Ocupou vários cargos em Angola, o que lhe valeu a alcunha de “4×4” ou de general “todo-o-terreno”: foi vice-presidente do grupo parlamentar do MPLA, vice-ministro, vice-presidente da Assembleia Nacional, governador das províncias de Luanda, Cuando-Cubango e Cuanza Sul e ministro das Obras Públicas. Durante o tempo em que ocupou este último cargo, entre 2002 a 2010, é suspeito de peculato, com as notícias mais recentes a darem conta de que está a ser investigado pela Procuradoria Geral da República angolana. Há despesas superiores a 80 milhões de euros sem justificação, aponta uma investigação da Inspecção Geral da Administração do Estado (IGAE).

Em causa está, ainda, a promoção de 14 funcionários que não reuniam as condições para esse efeito, bem como o pagamento de despesas de viaturas de pessoal externo. Em 2018, o Expresso já noticiava que as irregularidades detectadas pela IGAE tinham conduzido ao congelamento das suas contas bancárias, bem como das de outro ex-ministro, Manuel Rabelais.

Em Janeiro de 2019, o “Maka Angola” publicou uma investigação em que acusa o general de desviar fundos da construção de obras públicas, nomeadamente hospitais, para obras de cariz pessoal — isto quando era governador de Cuando-Cubango, cargo que exerceu entre 2012 e 2016, quando passou para Angola.

A empresa NNN — Engenharia e Construção, Lda., pertencente ao seu genro, terá sido beneficiada em vários contratos e continuado a usufruir da adjudicação de várias obras em Luanda: quase 1,5 milhões de euros em 2016 e 2017, ao câmbio actual.

Há outro processo mais avançado, apesar de estar relacionado com actos mais recentes, aquando do seu mandato como governador da província de Luanda, entre 2016 e 2017. Após ter prestado declarações, o Ministério Público considera que há indícios da prática dos crimes de peculato, violação de normas de execução do plano e orçamento, abuso de poder, associação criminosa, corrupção passiva e branqueamento de capitais.
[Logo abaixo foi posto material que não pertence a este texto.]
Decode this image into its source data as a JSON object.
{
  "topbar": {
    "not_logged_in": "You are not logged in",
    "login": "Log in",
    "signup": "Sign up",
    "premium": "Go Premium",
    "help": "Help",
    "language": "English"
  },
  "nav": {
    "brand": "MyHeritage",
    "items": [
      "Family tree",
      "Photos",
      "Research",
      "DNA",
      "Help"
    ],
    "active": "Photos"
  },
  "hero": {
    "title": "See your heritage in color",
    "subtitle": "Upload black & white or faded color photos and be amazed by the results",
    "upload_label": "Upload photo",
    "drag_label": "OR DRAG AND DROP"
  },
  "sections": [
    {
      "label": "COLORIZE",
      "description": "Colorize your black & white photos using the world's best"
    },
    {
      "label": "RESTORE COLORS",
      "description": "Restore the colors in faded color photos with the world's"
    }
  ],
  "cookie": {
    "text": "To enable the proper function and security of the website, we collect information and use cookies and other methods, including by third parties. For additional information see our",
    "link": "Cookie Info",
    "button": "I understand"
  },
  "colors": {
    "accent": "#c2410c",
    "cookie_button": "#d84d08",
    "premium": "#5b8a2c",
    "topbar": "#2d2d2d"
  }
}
Está sob termo de identidade e residência, obrigação de apresentação periódica às autoridades e interdição de saída do país. Porém, continua a exercer o mandato de deputado no Parlamento angolano, tendo sido eleito pelo círculo de Luanda. É esse o cargo público que lhe resta, depois de, em Setembro de 2018, já com João Lourenço no poder, ter sido substituído no cargo de vice-presidente da Assembleia Nacional.

ARMANDO DA CRUZ NETO, O EX-EMBAIXADOR INVESTIGADO EM ESPANHA

Tem 70 anos — nasceu a 16 de Abril de 1949, no Cuanza Sul —, foi vice-ministro da Defesa, chefe do Estado-Maior General das Forças Armadas, embaixador em Espanha e governador de Benguela. Nos negócios, era, pelo menos em 2012, um dos sócios da Lumanhe e da Teleservice, estando por isso envolvido na exploração de diamantes.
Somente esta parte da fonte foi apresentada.